Born in Port Augusta SA in 1957, Chimney spent her childhood years in Coober Pedy before moving to Indulkana.
The desert country of Indulkana Community is located the Aṉangu Pitjantjatjara Yankunytjatjara (APY) Lands in the remote north-west of South Australia; an area of the continent now globally famed for its artistic output.
I was lucky because Alec Baker’s father came and picked up my mother and me. So we moved to Indulkana, when I was about 8 years old. Alec Baker is about 10 years older than me, so he was off working mostly. But my mother and I loved living in Indulkana. We lived in a big wiltja by the Indulkana creek.

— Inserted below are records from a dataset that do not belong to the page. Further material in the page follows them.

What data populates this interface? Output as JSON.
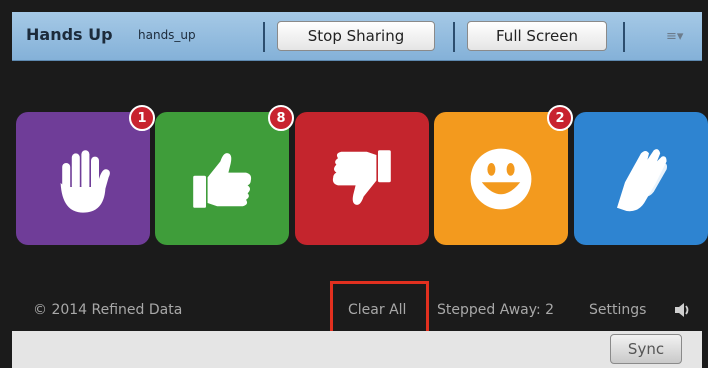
{
  "header": {
    "title": "Hands Up",
    "subtitle": "hands_up",
    "stop_sharing_label": "Stop Sharing",
    "full_screen_label": "Full Screen",
    "menu_icon": "list-menu-icon"
  },
  "tiles": [
    {
      "name": "raise-hand",
      "icon": "hand-icon",
      "color": "#6f3d98",
      "badge": "1"
    },
    {
      "name": "thumbs-up",
      "icon": "thumbs-up-icon",
      "color": "#3f9d3a",
      "badge": "8"
    },
    {
      "name": "thumbs-down",
      "icon": "thumbs-down-icon",
      "color": "#c4252d",
      "badge": ""
    },
    {
      "name": "smile",
      "icon": "smiley-icon",
      "color": "#f39a1e",
      "badge": "2"
    },
    {
      "name": "applause",
      "icon": "clapping-icon",
      "color": "#2e84d1",
      "badge": ""
    }
  ],
  "footer": {
    "copyright": "© 2014 Refined Data",
    "clear_all": "Clear All",
    "stepped_away": "Stepped Away: 2",
    "settings": "Settings",
    "audio_icon": "speaker-icon"
  },
  "bottom": {
    "sync_label": "Sync"
  }
}
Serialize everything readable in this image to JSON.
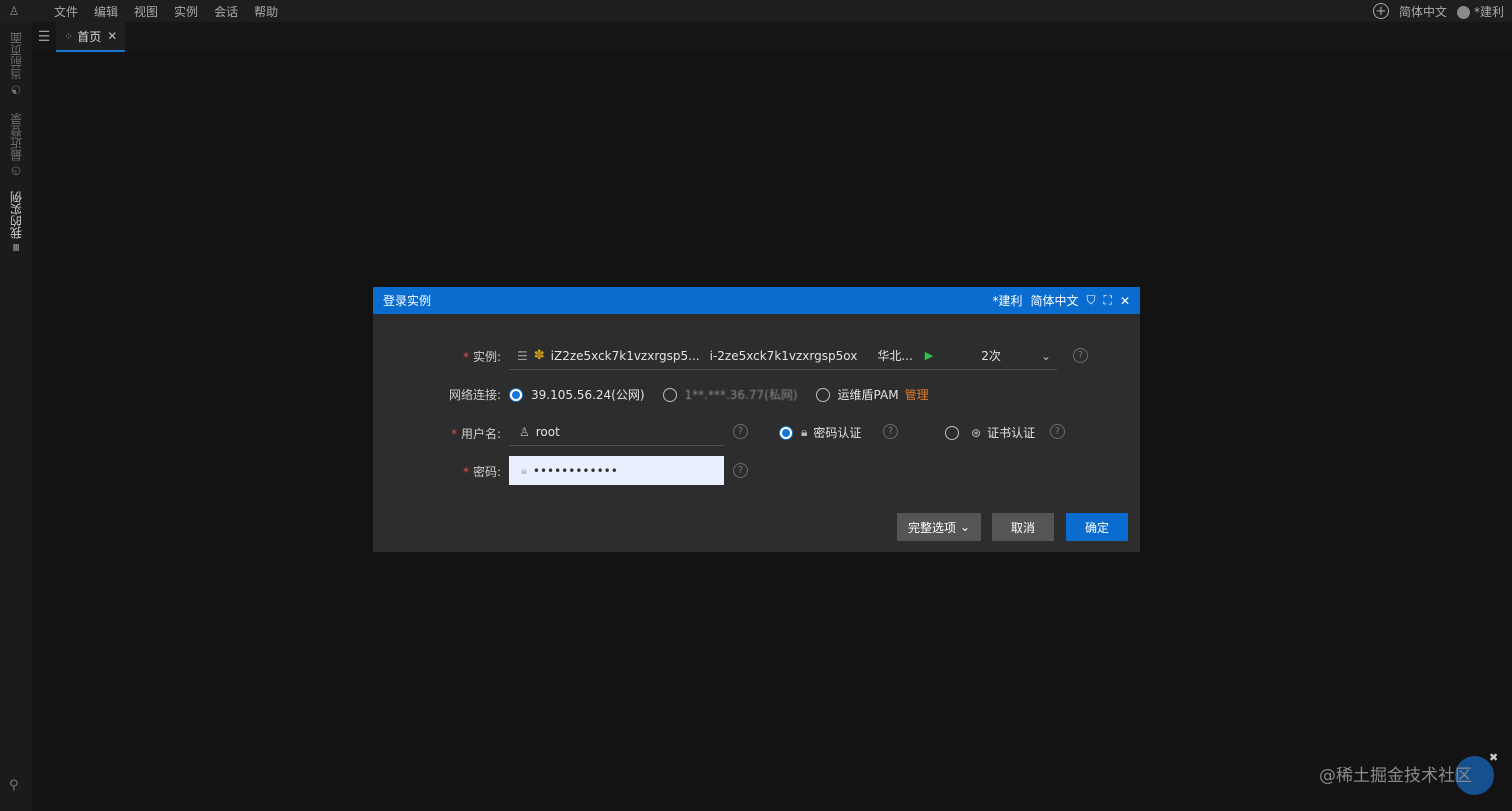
{
  "menubar": {
    "items": [
      "文件",
      "编辑",
      "视图",
      "实例",
      "会话",
      "帮助"
    ],
    "language": "简体中文",
    "user": "*建利"
  },
  "sidebar": {
    "tabs": [
      "当前页面",
      "最近登录",
      "我的实例"
    ]
  },
  "tabs": [
    {
      "label": "首页",
      "active": true
    }
  ],
  "dialog": {
    "title": "登录实例",
    "user": "*建利",
    "language": "简体中文",
    "instance": {
      "label": "实例:",
      "name": "iZ2ze5xck7k1vzxrgsp5...",
      "id": "i-2ze5xck7k1vzxrgsp5ox",
      "region": "华北...",
      "count": "2次"
    },
    "network": {
      "label": "网络连接:",
      "public": "39.105.56.24(公网)",
      "private": "1**.***.36.77(私网)",
      "pam": "运维盾PAM",
      "manage": "管理"
    },
    "username": {
      "label": "用户名:",
      "value": "root"
    },
    "auth": {
      "password": "密码认证",
      "cert": "证书认证"
    },
    "password": {
      "label": "密码:",
      "value": "••••••••••••"
    },
    "buttons": {
      "options": "完整选项",
      "cancel": "取消",
      "confirm": "确定"
    }
  },
  "watermark": "@稀土掘金技术社区",
  "colors": {
    "accent": "#0a6ccf",
    "required": "#e34b4b",
    "link": "#e07a2f"
  }
}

Alec Baker (who is also presenting an exhibition of paintings at Michael Reid Sydney) would go on to have a profound influence on Betty Chimney. Today, the two artists co-direct the community’s now prolific First Nations owned and governed art centre and are considered key contributors to the global advocacy of contemporary First Nations painting.
Ngayuku Ngura (My Country) is Betty Chimney’s largest assemblage of new paintings since her 2020 exhibition of the same name. The exhibition showcases seven new works of art, and one collaborative painting made in tandem with her daughter, Raylene Walatinna. Nganampa Ngura (Our Country), 2022 is a generational blend of visual language and noticeably diverges from the larger collection. Through their subtle, but effective use of blue, Chimney and Walatina orchestrate an electrifying blend of heart, mind, family and country that makes this, and every Betty Chimney painting so special.
Ngayuku Ngura (My Country) will show at Michael Reid Sydney until February 25th 2023.